The annual poll by the American Chamber of Commerce in Shanghai found that while most of its member companies remained profitable in 2018, the number reporting revenue growth fell. Projections for future revenue also dropped, highlighting the corrosive impact of the escalating tit-for-tat tariffs.
Five-year optimism sunk for the first time since 2015, when China’s stock markets nosedived and the authorities fumbled their response.
“Revenue growth projections have lowered, optimism about the future has waned, and many companies are redirecting investment originally planned for China,” AmCham said in a report on the survey published on Wednesday.
The downbeat results come as U.S. and Chinese negotiators prepare to meet in Washington in October in stop-start efforts to de-escalate the year-long trade row.
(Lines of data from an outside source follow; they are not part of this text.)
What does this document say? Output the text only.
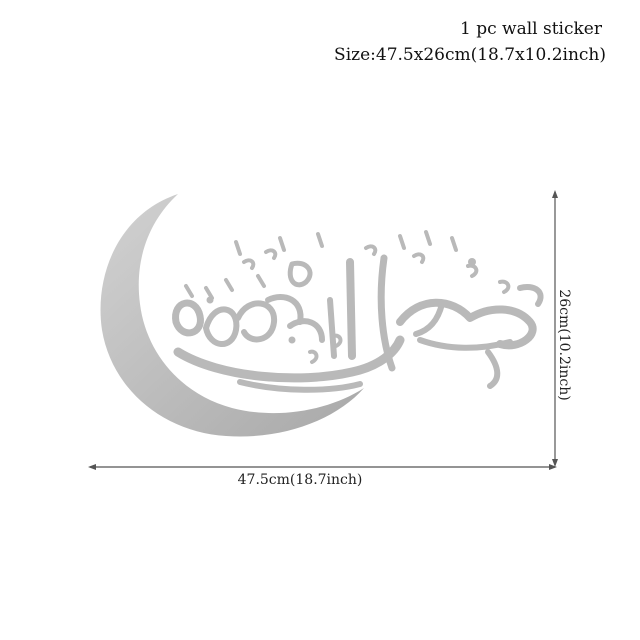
1 pc wall sticker
Size:47.5x26cm(18.7x10.2inch)
47.5cm(18.7inch)
26cm(10.2inch)
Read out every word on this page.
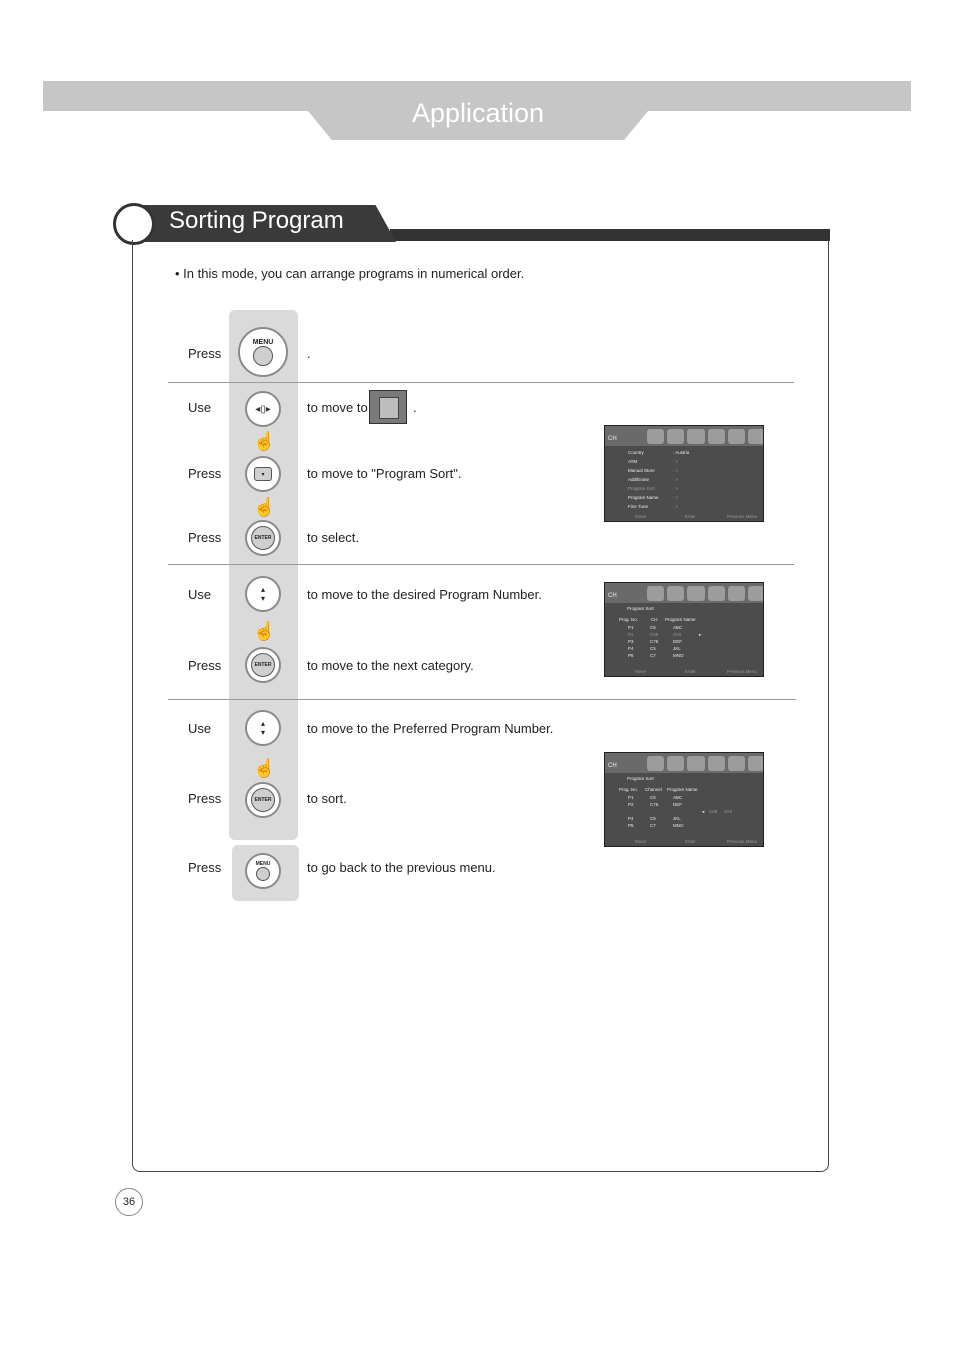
Application
Sorting Program
• In this mode, you can arrange programs in numerical order.
Press
MENU
.
Use	◂▯▸	to move to	.
☝
Press	▾	to move to "Program Sort".
☝
Press	ENTER	to select.
Use	▴
▾	to move to the desired Program Number.
☝
Press	ENTER	to move to the next category.
Use	▴
▾	to move to the Preferred Program Number.
☝
Press	ENTER	to sort.
Press	MENU	to go back to the previous menu.
CH
Country	: Austria
ATM	: >
Manual Store	: >
Add/Erase	: >
Program Sort	: >
Program Name	: >
Fine Tune	: >
Move	Enter	Previous Menu
CH
Program Sort
Prog. No.	CH Program Name
P1	C6	ABC
P2	C69	GHI	▸
P3	C76	DEF
P4	C5	JKL
P5	C7	MNO
Move	Enter	Previous Menu
CH
Program Sort
Prog. No. Channel Program Name
P1	C6	ABC
P2	C76	DEF
◂ C69 GHI
P4	C5	JKL
P5	C7	MNO
Move	Enter	Previous Menu
36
With little progress to show so far, market expectations for a breakthrough in the discussions are low.
“With no sign of a trade agreement, 2019 will be a difficult year; without a trade deal, 2020 may be worse,” the AmCham report said.
Most AmCham member companies were against the use of tariffs to handle trade disputes, with three-quarters of respondents saying they were opposed.
The survey was conducted between June 27 and July 25 – before the latest round of tariff increases took effect – and received 333 responses, AmCham said.
Over a quarter of poll respondents said they had redirected investments originally planned for China to other locations – up 6.9 percentage points from the previous year. Southeast Asia was the top destination, followed by India.
Investment redirection was most prominent in technology, hardware, software and services, with 40% saying they had done so, according to the survey.
Moreover, decreases in investment have accelerated in 2019, underscoring the pressure on China’s economy, which grew at its slowest pace in almost 30 years in the second quarter.
The survey showed a 14.4 percentage point fall in the number of companies anticipating increasing investment, and a 12.2 percentage point increase in the number of companies planning to decrease investment compared to 2018.
The gloom was taking a toll on employment.
Nearly 20% of companies said they were cutting headcount in 2019, compared to just shy of 10% last year, while the number of companies that said they were increasing headcount slipped by 17.8 percentage points.
Beside the trade war, the slowing Chinese economy clouded the outlook and was named as the greatest three- to five-year challenge by almost 60% of companies – up 22.5% from last year.
Still, AmCham said there were “pockets of optimism” in its survey results, with corruption and fraud reported to have declined, while government bureaucracy became more efficient and the regulatory environment improved.